In this week's Nature Genetics, a multi-institute team publishes a nearly complete reference genome of the cultivated octoploid strawberry, which resulted from the hybridization of two wild octoploid species that descended from the merger of four diploid progenitor species into a single nucleus more than one million years ago. The researchers uncovered evidence of the plant's North American origin, as well as the existence of a dominant subgenome that largely controls metabolomic and disease-resistance traits. "We anticipate that this new reference genome, combined with insights into subgenome dominance, will greatly accelerate molecular breeding efforts in the cultivated garden strawberry," the authors write. GenomeWeb has more on this, here.
And in Nature Ecology & Evolution, researchers from the US and Korea present a high-quality genome assembly and linkage map for the Antarctic blackfin icefish Chaenocephalus aceratus — a so-called white blooded vertebrate that lacks functional red blood cells and functional hemoglobin genes. The researchers identified genes involved in protection from ice damage — including genes encoding antifreeze glycoprotein and zona pellucida proteins — that are highly expanded in the icefish genome. They also found an expansion of genes that encode enzymes that help to control cellular redox state, likely as evolutionary adaptations to the relatively high concentration of oxygen dissolved in cold Antarctic waters. Meanwhile, some crucial regulators of circadian homeostasis are found to be absent from the icefish genome, suggesting compromised control of biological rhythms in the polar light environment, they write.

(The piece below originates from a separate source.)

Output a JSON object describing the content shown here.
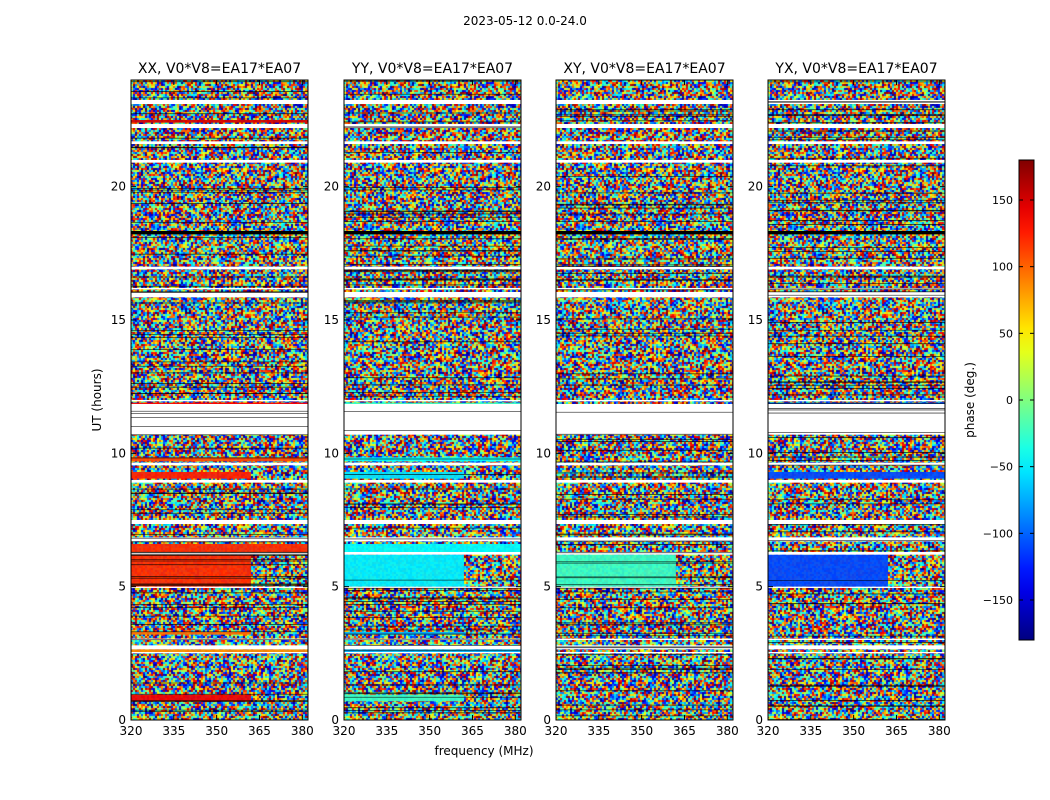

Meanwhile, in Nature Cell Biology, a group from Peking University reports a microRNA-inducible CRISPR-Cas9 platform that can both measure miRNA activity at the cellular level and control the expression of endogenous genes or mutate specific DNA bases on a cell type-specific basis. They use the system to study the heterogeneity of miRNA activity and uncover a previously undefined layer of heterogeneity associated with miR-21a activity in mouse embryonic stem cells. "These results highlight the utility of an miRNA-induced CRISPR–Cas9 system as miRNA sensors and cell-type-specific genome regulation tools," the investigators write.